Mathias adds that for both traditional and electronic equipment, scheduled maintenance is a key to forestalling problems.

“For electronic, battery-operated devices, set up maintenance schedules for battery change on an annual or semi-annual basis if necessary. And schedule door inspection throughout campus, especially cold environments, to insure proper closure and security where critical.”

access control


Electronics and Lighting

In planning ahead, Mathias advises moving away from mechanical or hard-keyed equipment where possible.

“Always plan and budget for electronic access control in privatized or public student housing, study areas, research and public gathering areas for safety and security reasons,” he says.

Mathias notes that while hardwired systems can be effective, wireless security systems have become the logical next step for campus security.

“Wireless security has evolved and is a dependable technology today,” he says. “It is cost-effective and less than half the cost of traditional hardwired systems.”

With lighting, attention to security issues can also bring campus improvements. In some cases, the emphasis falls on back-up lighting for use during power failures. Whether relying on generators or battery back-up systems, these lights support safe egress from darkened buildings while also providing lighting for emergency workers.

Many schools are also utilizing blue emergency lights, with newer LED technology providing increased brightness and reducing energy consumption at the same time. When combined with easy-to-use call boxes, they enhance security in parking lots, along walkways and in other campus locations.

Certainly for doors, locks and related equipment, up-front efforts are almost sure to pay off in the long run.

“The door and frame and the accompanying hardware or access points are the one thing that no one notices until there is a problem,” Faenza says. “When there is a problem it is suddenly urgent, as it is the means by which people enter and leave buildings as well as their suite or office.”

In the end, he says, the use of high-quality hardware, doors, frames and access points, along with the work of properly trained trades staff, will go a long way towards heading off emergencies and promoting a secure campus.

Points to Ponder

In dealing with facilities-related security issues, choices are not always clear-cut.
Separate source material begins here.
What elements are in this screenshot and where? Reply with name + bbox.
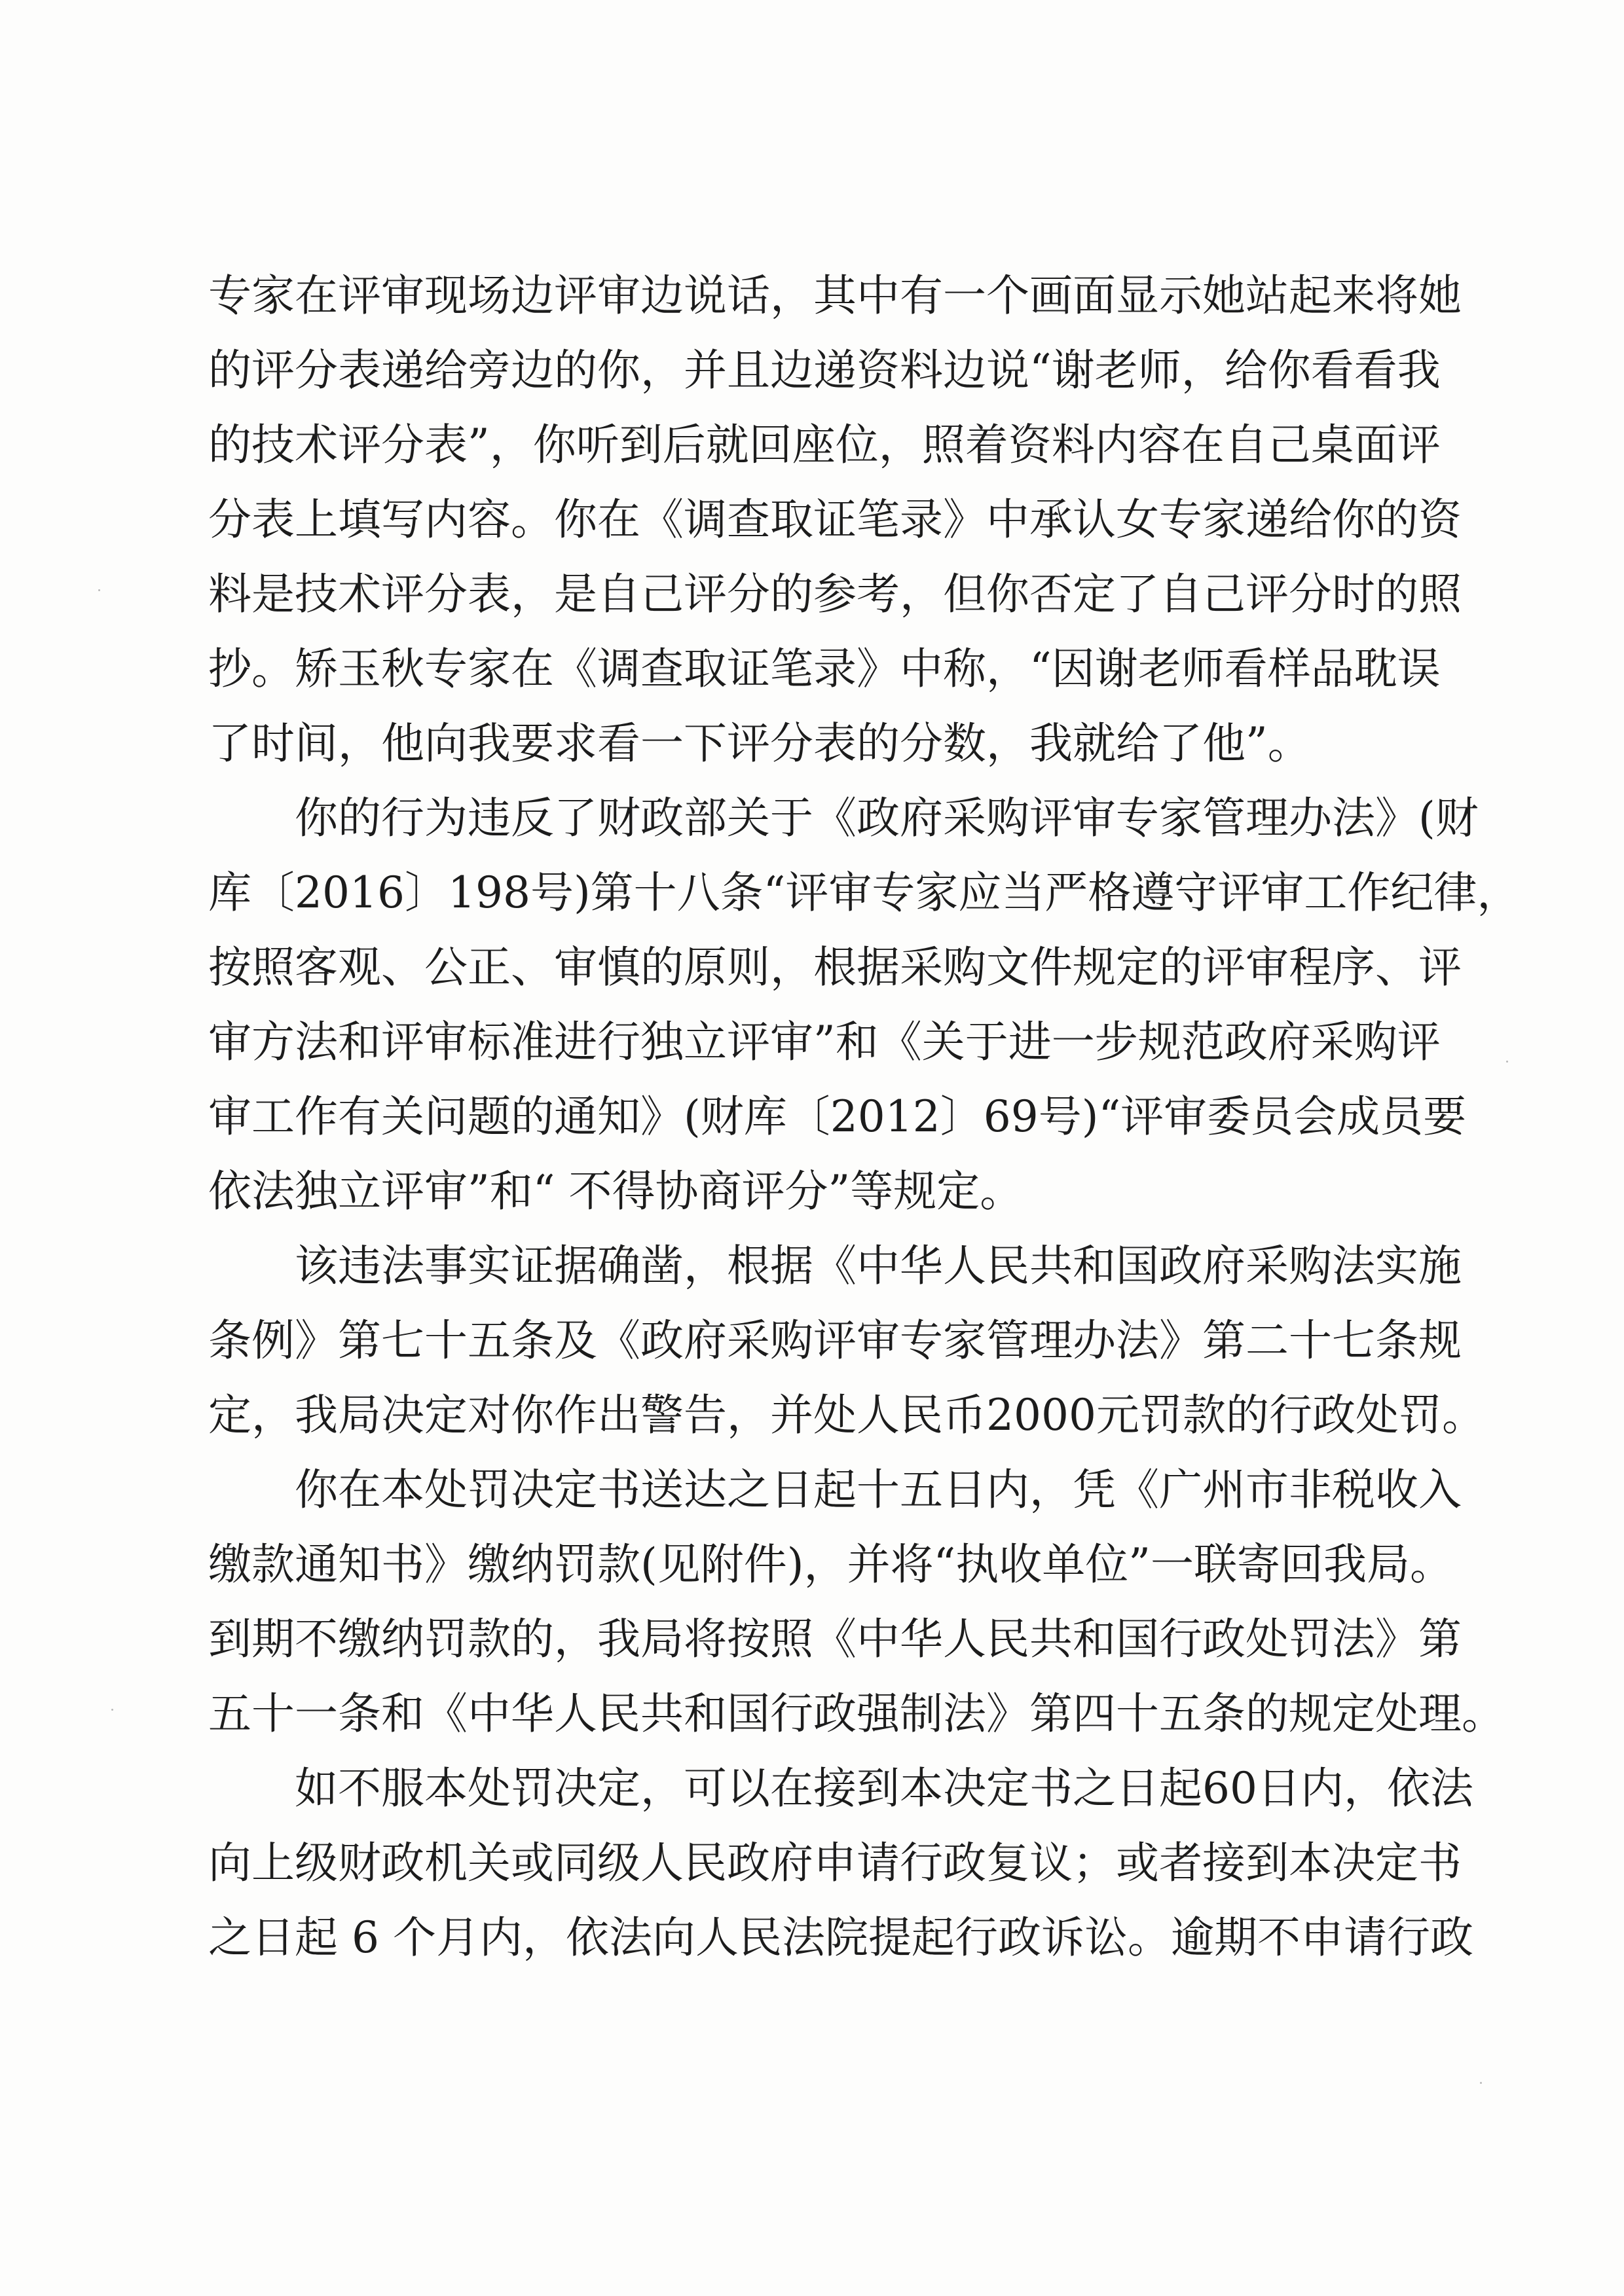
body-line: 了时间，他向我要求看一下评分表的分数，我就给了他”。 (208, 718, 1311, 769)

Here are three options worth pondering.

1. Glass or no glass? Doors constructed of glass, or of other materials with glass inserts, are popular on many campuses. But are they a good choice from a security viewpoint? Advocates point to the increased visibility that could allow security personnel or others to spot untoward activity more readily — and perhaps serve as a deterrent in the process. But others argue that they would provide less protection from a shooter or other intruder.

2. Who gets a master key? This may fall under the “nothing’s simple” adage. With traditional lock-and-key systems, it makes sense to limit the number of staff members who have access to master keys. But where should that line be drawn? Obviously, the fewer issued, the better. How can the best balance be achieved between security and convenience for building users, especially those with legitimate need for after-hours access?

3. How much is enough? With some lighting needs, a common view is the more, the better. But with emergency lighting, which by definition is infrequently used, the question arises as to the ideal level of resource dedication. Just how much should be invested in maintaining or updating emergency lighting systems? And how often should this be revisited?